Une scène du film "Les Fleurs amères" de Olivier Meys avec Qi Xi. [Urban Distribution]
Cinéma: Olivier Meys filme une autre Chine dans "Les fleurs amères" / Vertigo / 5 min. / le 17 octobre 2019
Chronique sociale d’une émouvante justesse d'Olivier Meys, "Les fleurs amères" témoigne d'un aspect sciemment ignoré de l’immigration chinoise. Tourné en mandarin, le film aborde un sujet délicat en Chine: la prostitution clandestine. Actuellement sur les écrans romands.

C'est à la fois une chronique sociale sans concession sur ces expats chinois qui exploitent leurs semblables et un puissant portrait de femme qui se bat. "Les fleurs amères", d'Olivier Meys, commence en Chine.

Afin de leur assurer un avenir meilleur, Lina quitte son mari et son fils de 8 ans pour émigrer clandestinement à Paris. Son objectif, devenir nounou. Sur place, rien ne se passe comme prévu et elle se retrouve avec d'autres femmes chinoises à se prostituer pour subsister, cachant la vérité à ses proches.

C'est lors d'un séjour à Paris qu'Olivier Meys remarque ces femmes errant sur les trottoirs de la ville. Il comprend qu'elles n'appartiennent pas à la communauté chinoise de Paris. Il se documente sur leur situation et se lance dans cette fiction entièrement jouée en mandarin, une langue qu'il parle couramment puisqu'il y a vécu en Chine une quinzaine d'années.

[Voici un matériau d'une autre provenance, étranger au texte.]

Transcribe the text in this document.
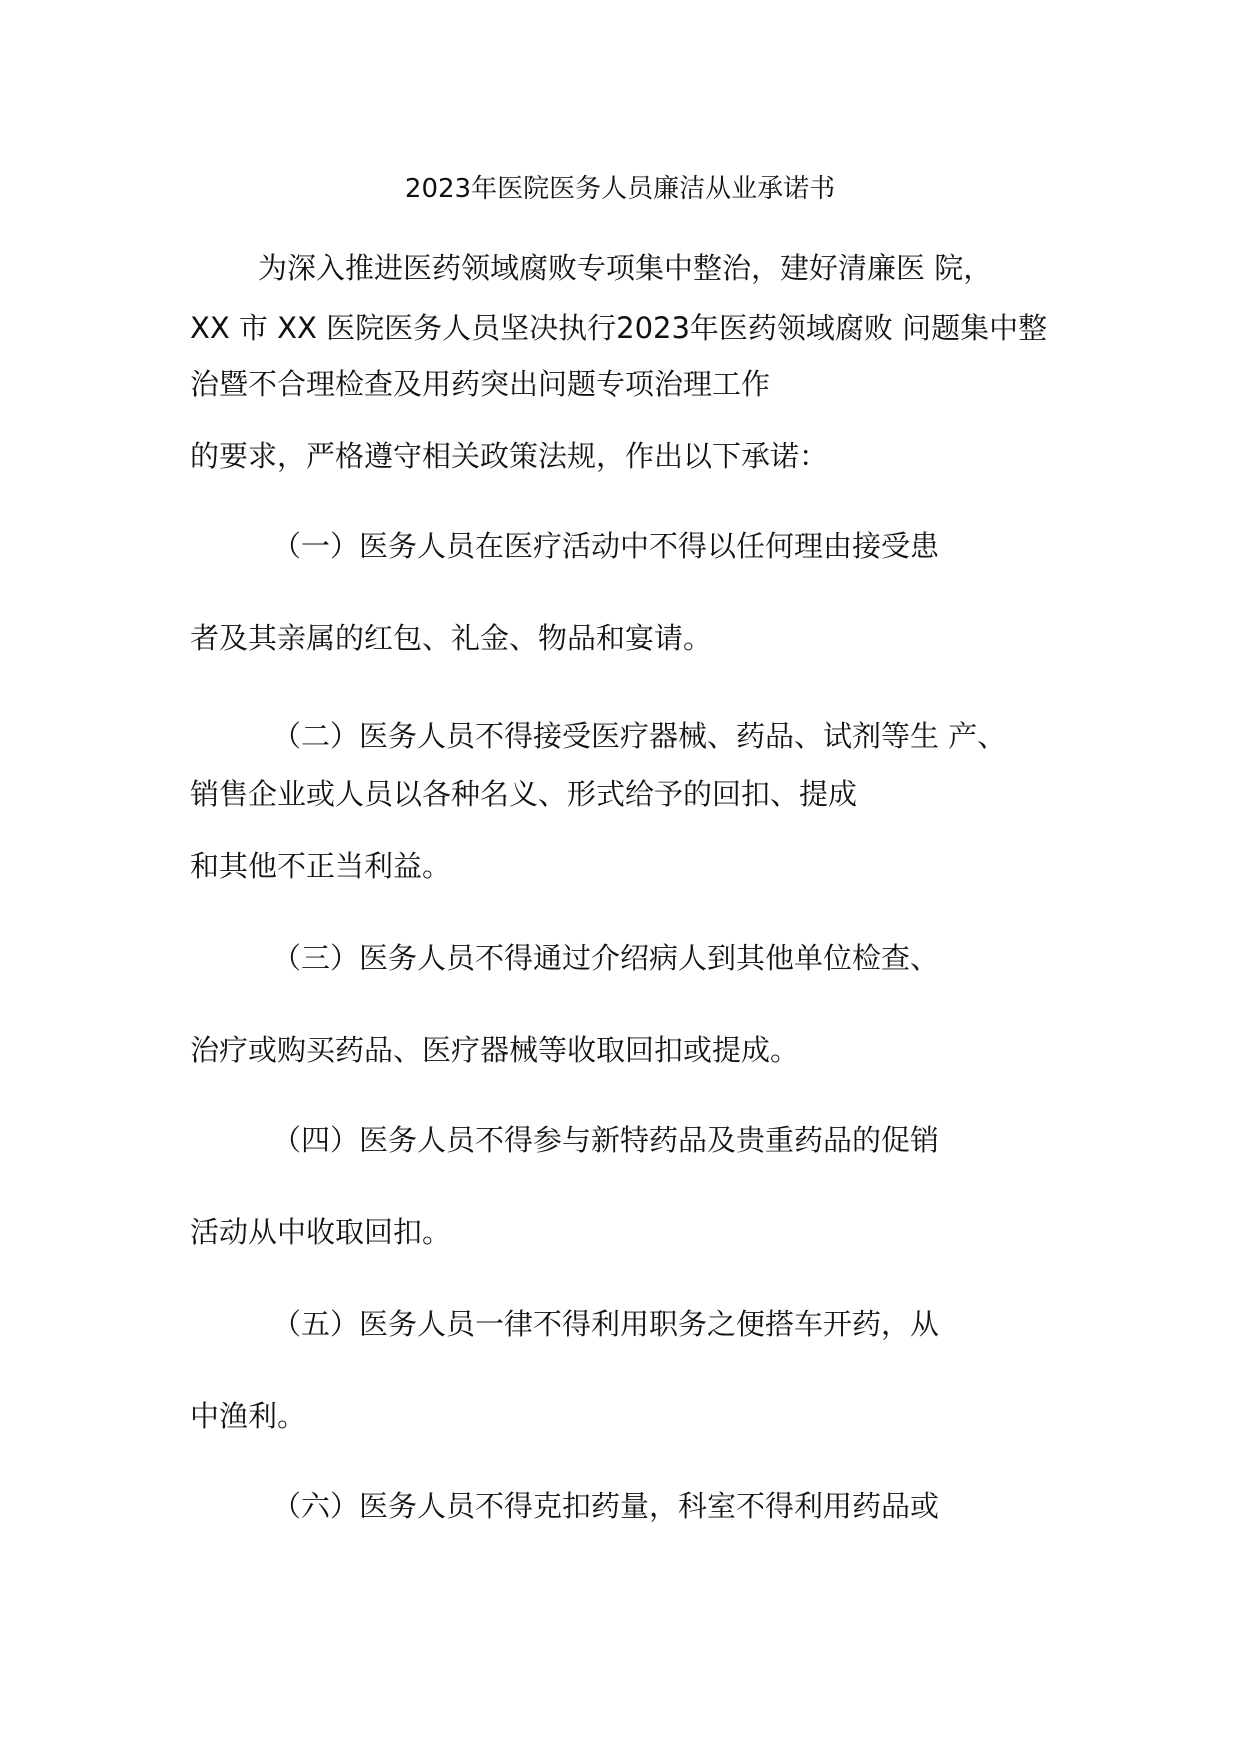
2023年医院医务人员廉洁从业承诺书
为深入推进医药领域腐败专项集中整治，建好清廉医 院，
XX 市 XX 医院医务人员坚决执行2023年医药领域腐败 问题集中整
治暨不合理检查及用药突出问题专项治理工作
的要求，严格遵守相关政策法规，作出以下承诺：
（一）医务人员在医疗活动中不得以任何理由接受患
者及其亲属的红包、礼金、物品和宴请。
（二）医务人员不得接受医疗器械、药品、试剂等生 产、
销售企业或人员以各种名义、形式给予的回扣、提成
和其他不正当利益。
（三）医务人员不得通过介绍病人到其他单位检查、
治疗或购买药品、医疗器械等收取回扣或提成。
（四）医务人员不得参与新特药品及贵重药品的促销
活动从中收取回扣。
（五）医务人员一律不得利用职务之便搭车开药，从
中渔利。
（六）医务人员不得克扣药量，科室不得利用药品或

Une belle approche des acteurs

Le réalisateur belge Olivier Meys vient du documentaire. "Les Fleurs amères" en porte la trace et en a la patine. Pourquoi alors avoir choisi la fiction? "Comme le sujet est tabou, j'aurais dû flouter les visages et centrer sur la parole et l'information. Je viens du documentaire dit du cinéma direct, une caméra qui bouge avec les protagonistes et plonge au coeur de l'action. Le sujet offrait l'opportunité d'entrer dans cette réalité par le biais de la fiction.

"Les Fleurs amères", son premier long métrage de fiction, est un film réaliste, dont la forme peut faire penser au cinéma des frères Dardenne. Comme les deux frangins, il sait filmer ses acteurs, souvent amateurs, avec justesse. Grâce à la comédienne Qi Xi - qu'on vient de voir dans "So Long, My Son" - le film réussit à capter l'émotion sans tomber dans le pathos ou le misérabilisme.

Vive le piratage

Olivier Meys dit qu'il a toujours été impressionné, quand il vivait en Chine, par la force et le sens du sacrifice des femmes.

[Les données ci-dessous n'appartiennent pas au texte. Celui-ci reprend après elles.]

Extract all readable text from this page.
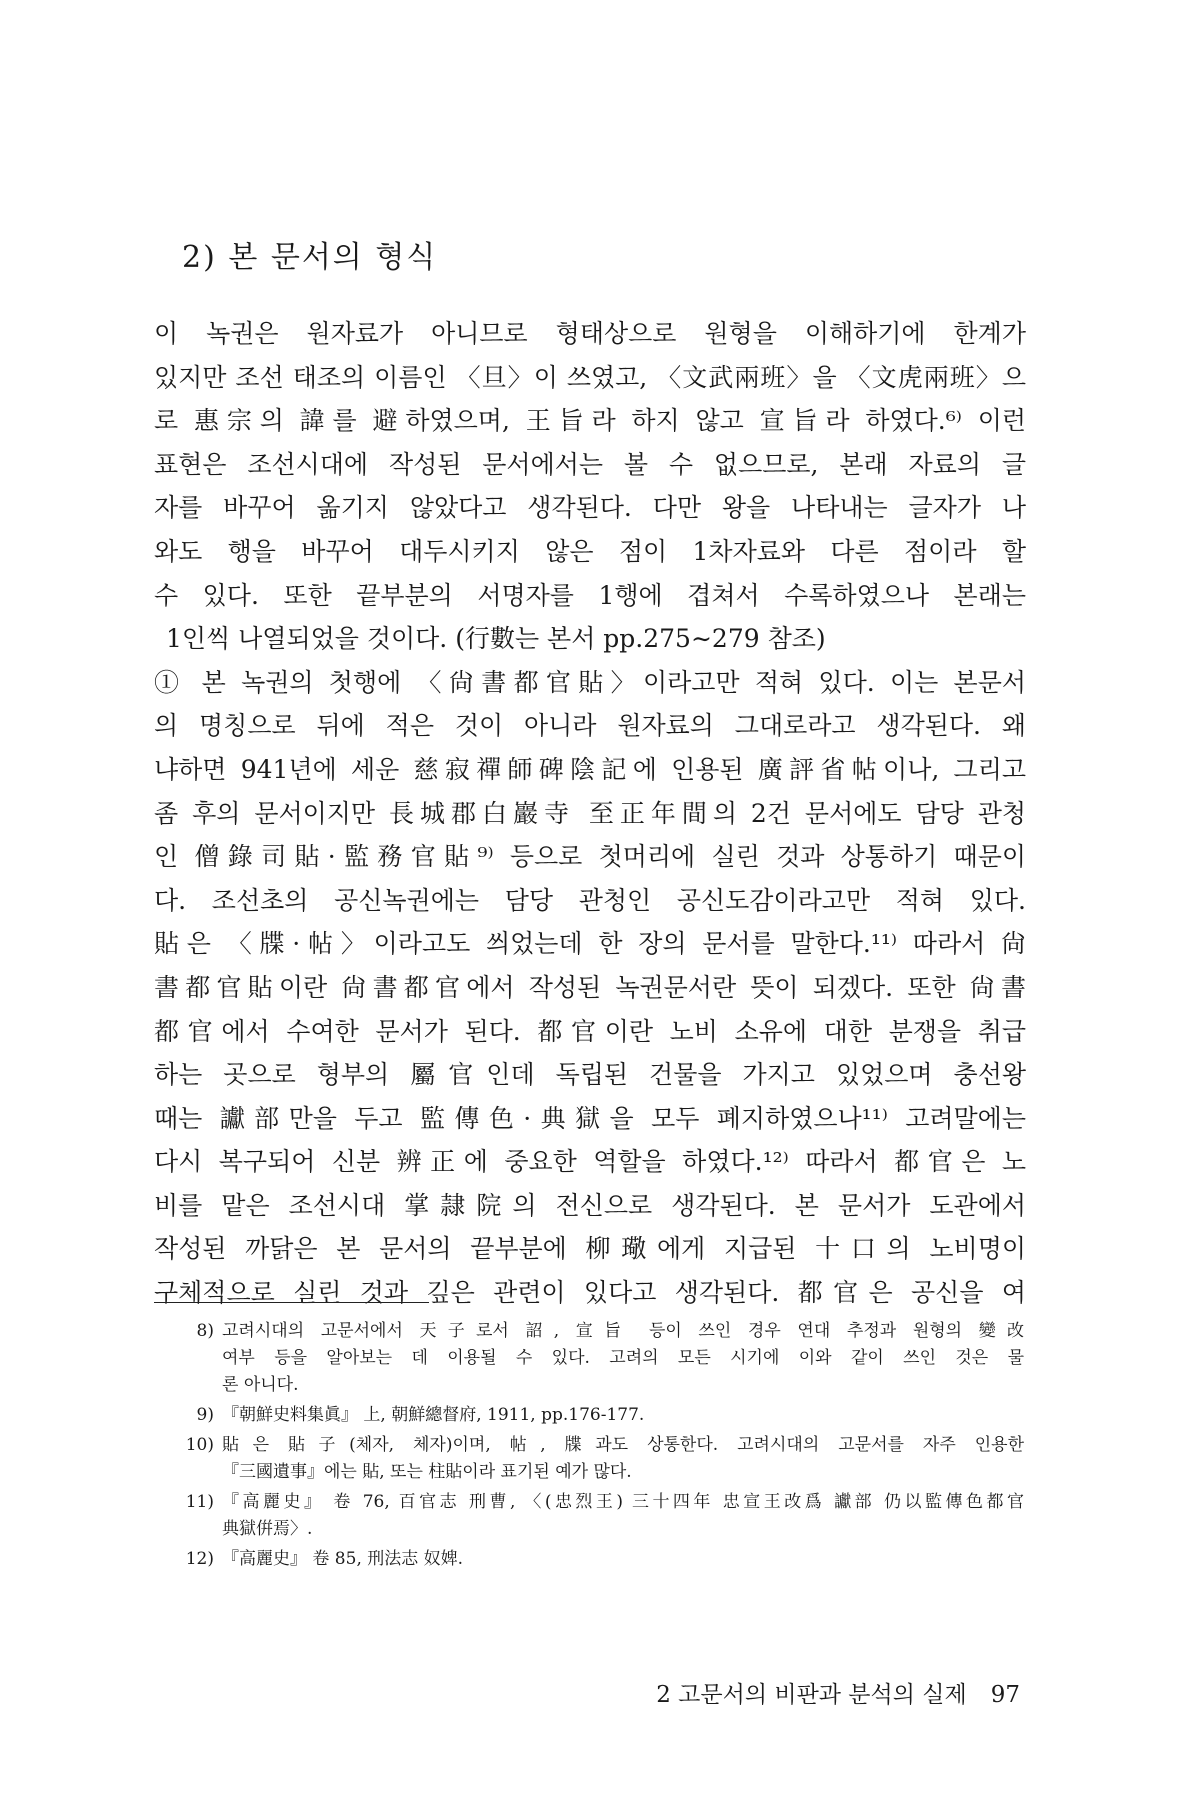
2) 본 문서의 형식
이 녹권은 원자료가 아니므로 형태상으로 원형을 이해하기에 한계가
있지만 조선 태조의 이름인 〈旦〉이 쓰였고, 〈文武兩班〉을 〈文虎兩班〉으
로 惠宗의 諱를 避하였으며, 王旨라 하지 않고 宣旨라 하였다.⁶⁾ 이런
표현은 조선시대에 작성된 문서에서는 볼 수 없으므로, 본래 자료의 글
자를 바꾸어 옮기지 않았다고 생각된다. 다만 왕을 나타내는 글자가 나
와도 행을 바꾸어 대두시키지 않은 점이 1차자료와 다른 점이라 할
수 있다. 또한 끝부분의 서명자를 1행에 겹쳐서 수록하였으나 본래는
1인씩 나열되었을 것이다. (行數는 본서 pp.275∼279 참조)
① 본 녹권의 첫행에 〈尙書都官貼〉이라고만 적혀 있다. 이는 본문서
의 명칭으로 뒤에 적은 것이 아니라 원자료의 그대로라고 생각된다. 왜
냐하면 941년에 세운 慈寂禪師碑陰記에 인용된 廣評省帖이나, 그리고
좀 후의 문서이지만 長城郡白巖寺 至正年間의 2건 문서에도 담당 관청
인 僧錄司貼·監務官貼⁹⁾ 등으로 첫머리에 실린 것과 상통하기 때문이
다. 조선초의 공신녹권에는 담당 관청인 공신도감이라고만 적혀 있다.
貼은 〈牒·帖〉이라고도 씌었는데 한 장의 문서를 말한다.¹¹⁾ 따라서 尙
書都官貼이란 尙書都官에서 작성된 녹권문서란 뜻이 되겠다. 또한 尙書
都官에서 수여한 문서가 된다. 都官이란 노비 소유에 대한 분쟁을 취급
하는 곳으로 형부의 屬官인데 독립된 건물을 가지고 있었으며 충선왕
때는 讞部만을 두고 監傳色·典獄을 모두 폐지하였으나¹¹⁾ 고려말에는
다시 복구되어 신분 辨正에 중요한 역할을 하였다.¹²⁾ 따라서 都官은 노
비를 맡은 조선시대 掌隷院의 전신으로 생각된다. 본 문서가 도관에서
작성된 까닭은 본 문서의 끝부분에 柳璥에게 지급된 十口의 노비명이
구체적으로 실린 것과 깊은 관련이 있다고 생각된다. 都官은 공신을 여
8) 고려시대의 고문서에서 天子로서 詔, 宣旨 등이 쓰인 경우 연대 추정과 원형의 變改
여부 등을 알아보는 데 이용될 수 있다. 고려의 모든 시기에 이와 같이 쓰인 것은 물
론 아니다.
9) 『朝鮮史料集眞』 上, 朝鮮總督府, 1911, pp.176-177.
10) 貼은 貼子(체자, 체자)이며, 帖, 牒과도 상통한다. 고려시대의 고문서를 자주 인용한
『三國遺事』에는 貼, 또는 柱貼이라 표기된 예가 많다.
11) 『高麗史』 卷 76, 百官志 刑曹, 〈(忠烈王) 三十四年 忠宣王改爲 讞部 仍以監傳色都官
典獄倂焉〉.
12) 『高麗史』 卷 85, 刑法志 奴婢.
2 고문서의 비판과 분석의 실제 97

Dans ce bouleversement vers la Chine moderne, ce sont les femmes qui ont tout encaissé. Les hommes sont gardiens de la tradition. On les couve tandis que les femmes doivent sortir de leur famille pour rejoindre celle de leur mari. Je voulais témoigner de leur sacrifice et rendre hommage à ces femmes dignes, qui se protègent entre elles. Elles n'apparaissent jamais comme des victimes qui pleurent sur elles-mêmes.

Olivier Meys, cinéaste.

"Les Fleurs amères" a été coproduit par la France, la Belgique, la Suisse et un partenaire privé chinois. Le film a été tourné en catimini. Olivier Meys n'a même pas demandé d'autorisation de tourner, il savait qu'on ne la lui donnerait pas. "Ce n'est pas tant le sujet de la prostitution qui est tabou mais le fait qu'un personnage, à un certain moment de sa vie, estime que son avenir passe par un projet migratoire à l'étranger. C'est en contradiction avec le rôle du gouvernement qui entend assurer le bonheur des Chinois en Chine", explique Olivier Meys.

Si "Les Fleurs amères" n'a pas bénéficié de l'autorisation de tourner, il n'a pas non plus le visa de censure, et donc ne sera jamais projeté en Chine. "Heureusement, le film a été piraté et a été vu par des millions de Chinois via un site de streaming" s'enthousiasme le réalisateur.